In einem wilden Land namens Polen
In der Komödie "Hochzeitspolka" widmet sich Lars Jessen dem deutsch-polnischen Verhältnis
Hamburg. Polen ist ein wildes Land. Das klingt, als hätte die Vertriebenenpräsidentin Erika Steinbach mal wieder ihr Lieblingsthema am Wickel, ist aber auch das Motto eines Films. "Hochzeitspolka" heißt die aktuelle Komödie, die sich den deutsch-polnischen Beziehungen von einer etwas anderen Seite nähert und dabei keine Klischees scheut. Stellt sich die Frage, ob sich ein Thema, das in der Politik stets als hochsensibel gilt, auch für grenzübergreifende Komik funktioniert. Der Hamburger Regisseur Lars Jessen hat es versucht und sich dem Verhältnis zwischen den Nachbarn genähert, dafür hat er sich den Deutschen Frieder Schulz (Christian Ulmen) als Protagonisten kreiert.
Frieder ist ein junger Geschäftsmann, der in Polen eine Firma leitet. Dort will er Gosia (Katarzyna Maciag) heiraten. Aber mit einer Feier im engsten Kreis wird es nichts. Plötzlich stehen Frieders alte Freunde aus der norddeutschen Provinz vor seiner polnischen Haustür. Mit ihnen hat er früher in der Coverband Heide-Hurricane gespielt. Jetzt wollen sie mit ihrem ins Seriöse abgedrifteten Ex-Kumpel einen zünftigen Junggesellenabschied feiern. Zwei Kulturen prallen aufeinander.
In "Hochzeitspolka" schlachtet Filmemacher Lars Jessen deutsch-polnische Klischees, Empfindlichkeiten und Missverständnisse mal subtil, mal etwas deftiger aus. Dafür hat er zuvor das Nachbarland besucht und seine Gastgeber als äußerst geschichtsbewusst erfahren. Trotz der schrecklichen Kriegserlebnisse seien ihm dort aber nur wenige Ressentiments begegnet. "Dass sie uns dort heute trotzdem wieder so offen gegenüberstehen, finde ich fantastisch. Ich bin sehr davon angetan, auch vom polnischen Humor." Selbstironie lautete das Stichwort. Jessen wollte wissen, was es bedeutet, Deutscher in einer globalisierten Welt zu sein. Die Frage "Wie weit darf ich gehen?" hatte er zur Maxime erhoben. Zusammen mit dem Hamburger Ingo Haeb und dem Polen Przemyslaw Nowakowski schrieb er das Drehbuch, um einseitige Sichtweisen zu vermeiden.

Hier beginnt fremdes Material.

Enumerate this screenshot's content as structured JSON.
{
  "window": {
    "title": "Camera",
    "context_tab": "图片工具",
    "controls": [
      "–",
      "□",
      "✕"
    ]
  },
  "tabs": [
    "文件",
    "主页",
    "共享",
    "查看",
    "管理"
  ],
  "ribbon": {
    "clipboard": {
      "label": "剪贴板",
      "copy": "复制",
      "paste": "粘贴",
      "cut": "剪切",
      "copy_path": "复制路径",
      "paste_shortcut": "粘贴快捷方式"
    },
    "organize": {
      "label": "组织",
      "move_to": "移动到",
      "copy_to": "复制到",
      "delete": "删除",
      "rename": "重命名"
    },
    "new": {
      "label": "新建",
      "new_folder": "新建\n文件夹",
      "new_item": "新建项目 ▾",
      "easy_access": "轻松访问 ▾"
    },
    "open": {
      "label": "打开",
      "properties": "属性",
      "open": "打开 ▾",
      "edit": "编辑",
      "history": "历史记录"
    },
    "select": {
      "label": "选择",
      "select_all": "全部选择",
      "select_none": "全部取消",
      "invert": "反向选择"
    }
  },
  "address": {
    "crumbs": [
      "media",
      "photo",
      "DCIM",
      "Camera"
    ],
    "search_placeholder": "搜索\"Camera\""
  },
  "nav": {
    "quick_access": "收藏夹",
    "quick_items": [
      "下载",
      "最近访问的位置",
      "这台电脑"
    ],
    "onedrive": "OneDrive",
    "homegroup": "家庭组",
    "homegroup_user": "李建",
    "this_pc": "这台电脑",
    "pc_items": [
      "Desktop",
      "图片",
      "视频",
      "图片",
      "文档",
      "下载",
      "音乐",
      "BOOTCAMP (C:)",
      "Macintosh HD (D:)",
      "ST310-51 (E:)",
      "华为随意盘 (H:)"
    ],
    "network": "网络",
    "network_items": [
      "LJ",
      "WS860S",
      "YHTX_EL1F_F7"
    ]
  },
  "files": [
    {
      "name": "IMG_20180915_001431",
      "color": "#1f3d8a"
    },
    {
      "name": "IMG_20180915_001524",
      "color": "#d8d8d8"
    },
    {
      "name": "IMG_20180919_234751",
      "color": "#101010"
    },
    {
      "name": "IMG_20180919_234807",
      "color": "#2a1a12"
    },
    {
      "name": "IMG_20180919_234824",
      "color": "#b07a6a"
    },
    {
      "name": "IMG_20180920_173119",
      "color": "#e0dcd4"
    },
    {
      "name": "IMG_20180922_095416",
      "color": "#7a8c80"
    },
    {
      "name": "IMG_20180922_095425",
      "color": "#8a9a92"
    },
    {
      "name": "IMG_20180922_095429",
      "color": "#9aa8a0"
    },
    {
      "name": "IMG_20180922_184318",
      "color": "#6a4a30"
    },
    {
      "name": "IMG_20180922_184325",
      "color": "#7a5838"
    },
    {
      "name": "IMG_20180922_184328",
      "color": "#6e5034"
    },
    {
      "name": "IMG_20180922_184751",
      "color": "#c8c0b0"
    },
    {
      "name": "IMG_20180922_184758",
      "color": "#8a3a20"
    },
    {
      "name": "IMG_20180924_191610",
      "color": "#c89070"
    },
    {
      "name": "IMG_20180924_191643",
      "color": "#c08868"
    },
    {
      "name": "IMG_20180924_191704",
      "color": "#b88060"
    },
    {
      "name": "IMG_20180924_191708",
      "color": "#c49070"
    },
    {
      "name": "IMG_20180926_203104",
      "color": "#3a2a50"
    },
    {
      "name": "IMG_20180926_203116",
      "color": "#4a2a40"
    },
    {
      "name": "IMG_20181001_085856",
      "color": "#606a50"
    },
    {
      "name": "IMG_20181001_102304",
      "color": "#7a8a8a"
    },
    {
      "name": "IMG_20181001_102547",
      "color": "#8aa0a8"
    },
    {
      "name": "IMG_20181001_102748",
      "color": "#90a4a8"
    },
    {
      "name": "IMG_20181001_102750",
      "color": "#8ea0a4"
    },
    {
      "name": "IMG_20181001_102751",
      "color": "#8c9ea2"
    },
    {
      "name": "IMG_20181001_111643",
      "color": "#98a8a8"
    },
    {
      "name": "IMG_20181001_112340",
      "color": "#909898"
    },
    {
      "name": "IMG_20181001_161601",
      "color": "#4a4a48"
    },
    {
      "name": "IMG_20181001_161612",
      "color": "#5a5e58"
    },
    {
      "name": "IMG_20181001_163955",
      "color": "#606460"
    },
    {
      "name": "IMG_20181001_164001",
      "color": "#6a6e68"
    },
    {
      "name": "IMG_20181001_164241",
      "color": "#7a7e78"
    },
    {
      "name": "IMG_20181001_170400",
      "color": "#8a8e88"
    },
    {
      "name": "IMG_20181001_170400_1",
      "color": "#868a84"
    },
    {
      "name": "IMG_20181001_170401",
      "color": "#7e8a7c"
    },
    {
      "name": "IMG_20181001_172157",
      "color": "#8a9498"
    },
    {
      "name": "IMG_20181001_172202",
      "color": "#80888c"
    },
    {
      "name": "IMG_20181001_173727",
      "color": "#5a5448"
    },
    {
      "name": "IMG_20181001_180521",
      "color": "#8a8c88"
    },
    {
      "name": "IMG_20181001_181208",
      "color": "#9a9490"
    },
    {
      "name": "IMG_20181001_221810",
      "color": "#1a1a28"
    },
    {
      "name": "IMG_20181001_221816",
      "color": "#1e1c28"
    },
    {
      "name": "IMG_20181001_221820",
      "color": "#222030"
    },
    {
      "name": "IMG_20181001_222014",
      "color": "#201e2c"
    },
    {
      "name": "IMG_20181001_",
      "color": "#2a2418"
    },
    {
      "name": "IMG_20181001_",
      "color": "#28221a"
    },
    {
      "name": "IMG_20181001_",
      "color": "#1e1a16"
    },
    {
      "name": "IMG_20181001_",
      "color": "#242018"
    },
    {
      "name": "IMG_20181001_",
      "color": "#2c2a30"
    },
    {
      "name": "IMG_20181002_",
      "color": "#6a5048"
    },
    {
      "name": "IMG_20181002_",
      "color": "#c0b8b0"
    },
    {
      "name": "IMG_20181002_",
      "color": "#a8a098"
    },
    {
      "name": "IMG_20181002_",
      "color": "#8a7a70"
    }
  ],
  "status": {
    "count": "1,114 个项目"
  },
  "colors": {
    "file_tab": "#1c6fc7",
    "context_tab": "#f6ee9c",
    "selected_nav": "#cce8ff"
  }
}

Bei den Dreharbeiten gab es Überraschungen, denn den Darstellern waren die Dialoge zu zahm. "Die polnischen Schauspieler waren wie aufgezogen. Begriffe wie 'Herrenrasse' hatten wir vorher definitiv nicht im Drehbuch. Sie haben sich an ihrem eigenen Klischee der Deutschenhasser erfreut und noch mal eine Schippe draufgelegt. Ich war ihnen dafür sehr dankbar."
Für eine Überraschung sorgt auch ein Indianer in dem Film. Doch, als die polnische Ostgrenze zur Außengrenze der EU wurde, haben tatsächlich Indianer polnische Grenzschützer im Spurenlesen unterrichtet. "Das war für uns eine Steilvorlage", erinnert sich der Regisseur. Polen mag ein wildes Land sein, aber diese edlen Wilden mussten auch dort erst noch importiert werden.
"Hochzeitspolka" startet am 30.9. Previews heute im Abaton, 20 Uhr, und Zeise, 21 Uhr. Lars Jessen und sein Team kommen in beide Kinos.